J. S.-A.: Le 18 mai 2003, le peuple a très clairement indiqué qu’il voulait laisser ouverte l’option nucléaire. En rejetant deux initiatives, l’une pour un nouveau moratoire de dix ans et l’autre pour l’abandon progressif du nucléaire, jamais le peuple et les cantons n’avaient été aussi clairs à propos de l’atome. Le moment est donc venu de discuter des moyens de compenser la production d’énergie de Mühleberg et de Beznau, ainsi que des centrales françaises.

R. R.: En Suisse, le secteur électrique reste obsédé par l’atome. Dans les conditions de concurrence qui prévalent, ces dangereuses cathédrales ne feront pas l’unanimité et ne trouveront pas d’investisseurs. Les gens préfèrent mettre des cellules solaires sur leur toit.

swissinfo: La société est-elle prête à accepter les énergies alternatives et, donc, à changer ses habitudes?

J. S.-A.: La société, moi, nous tous, n’apprécions pas beaucoup, en général, qu’on nous dise ce qu’il faut faire, surtout quand il s’agit de renoncer à quelque chose. En tant qu’individus libres, nous sommes pourtant prêts à faire des efforts et des sacrifices. C’est pourquoi des conditions-cadre doivent être définies de manière à poursuivre nos objectifs communs en matière de politique énergétique, sans restriction de notre espace individuel.

R. R.: Il faudra bien un jour que les électriciens cessent de boycotter les énergies renouvelables et de combattre l’élaboration de nouvelles conditions-cadre. Les énergies alternatives ont supplanté le nucléaire depuis longtemps, sur le plan économique.

Interview swissinfo, Urs Maurer et Rita Emch
(Traduction de l’allemand: Isabelle Eichenberger)

La Suisse a 5 centrales nucléaires:
Beznau I et II (entrées en fonction en 1969 et 1972)
Mühleberg (1972)
Gösgen (1978)
Leibstadt (1984).
La part de l’atome dans la production nationale d’électricité atteint 38% en moyenne annuelle (jusqu’à 45% en hiver), contre 33% de moyenne européenne.
Les 5 centrales produisent en tout 3,2 gigawatts.

– En 1946, le parlement a approuvé la décision du gouvernement d’encourager le nucléaire et donné une base légale à celui-ci.

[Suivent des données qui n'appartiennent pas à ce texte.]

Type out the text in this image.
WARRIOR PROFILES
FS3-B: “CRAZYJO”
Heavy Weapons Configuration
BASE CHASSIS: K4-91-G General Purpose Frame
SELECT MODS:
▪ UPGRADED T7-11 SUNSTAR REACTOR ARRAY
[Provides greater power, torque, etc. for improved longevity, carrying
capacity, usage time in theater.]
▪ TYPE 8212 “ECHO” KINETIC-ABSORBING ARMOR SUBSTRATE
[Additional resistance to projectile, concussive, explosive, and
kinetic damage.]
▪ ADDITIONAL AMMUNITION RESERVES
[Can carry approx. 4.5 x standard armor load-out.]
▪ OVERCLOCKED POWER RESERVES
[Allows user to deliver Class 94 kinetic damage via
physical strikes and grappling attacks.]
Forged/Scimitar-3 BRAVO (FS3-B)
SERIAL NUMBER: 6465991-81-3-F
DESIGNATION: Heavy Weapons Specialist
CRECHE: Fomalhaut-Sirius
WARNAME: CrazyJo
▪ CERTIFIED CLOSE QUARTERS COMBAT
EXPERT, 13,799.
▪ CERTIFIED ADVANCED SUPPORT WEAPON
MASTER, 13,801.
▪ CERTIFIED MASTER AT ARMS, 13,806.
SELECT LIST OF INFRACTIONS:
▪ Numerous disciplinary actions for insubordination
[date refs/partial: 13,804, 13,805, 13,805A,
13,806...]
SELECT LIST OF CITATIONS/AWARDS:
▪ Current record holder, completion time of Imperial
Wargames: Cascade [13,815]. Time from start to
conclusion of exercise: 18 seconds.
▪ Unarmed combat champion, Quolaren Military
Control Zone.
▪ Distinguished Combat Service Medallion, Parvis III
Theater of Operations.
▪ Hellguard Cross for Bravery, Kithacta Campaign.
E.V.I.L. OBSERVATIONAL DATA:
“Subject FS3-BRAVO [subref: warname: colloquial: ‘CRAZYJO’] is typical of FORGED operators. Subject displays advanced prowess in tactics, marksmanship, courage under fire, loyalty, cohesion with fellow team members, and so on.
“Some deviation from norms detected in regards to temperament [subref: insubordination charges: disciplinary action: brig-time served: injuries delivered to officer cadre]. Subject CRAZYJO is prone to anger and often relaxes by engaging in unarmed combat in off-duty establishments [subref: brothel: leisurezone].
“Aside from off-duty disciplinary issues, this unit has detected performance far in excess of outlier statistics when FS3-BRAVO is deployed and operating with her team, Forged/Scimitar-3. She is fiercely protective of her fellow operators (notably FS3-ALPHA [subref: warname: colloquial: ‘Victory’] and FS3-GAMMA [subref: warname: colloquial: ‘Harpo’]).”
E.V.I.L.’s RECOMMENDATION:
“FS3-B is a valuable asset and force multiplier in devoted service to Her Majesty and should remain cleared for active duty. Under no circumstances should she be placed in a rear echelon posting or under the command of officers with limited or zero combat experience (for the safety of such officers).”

– En 1957, les conditions-cadre et l’autorisation de construire des centrales sont entrées en vigueur. Les producteurs de déchets radioactifs ont la responsabilité de leur élimination.

– Selon la nouvelle loi sur l’énergie nucléaire, entrée en vigueur le 1er février 2005, les projets de nouvelles centrales sont soumis au référendum facultatif.

– En Suisse, l’énergie nucléaire n’a servi qu’à des buts civils: la production d’électricité et des applications dans la médecine, l’industrie et la recherche.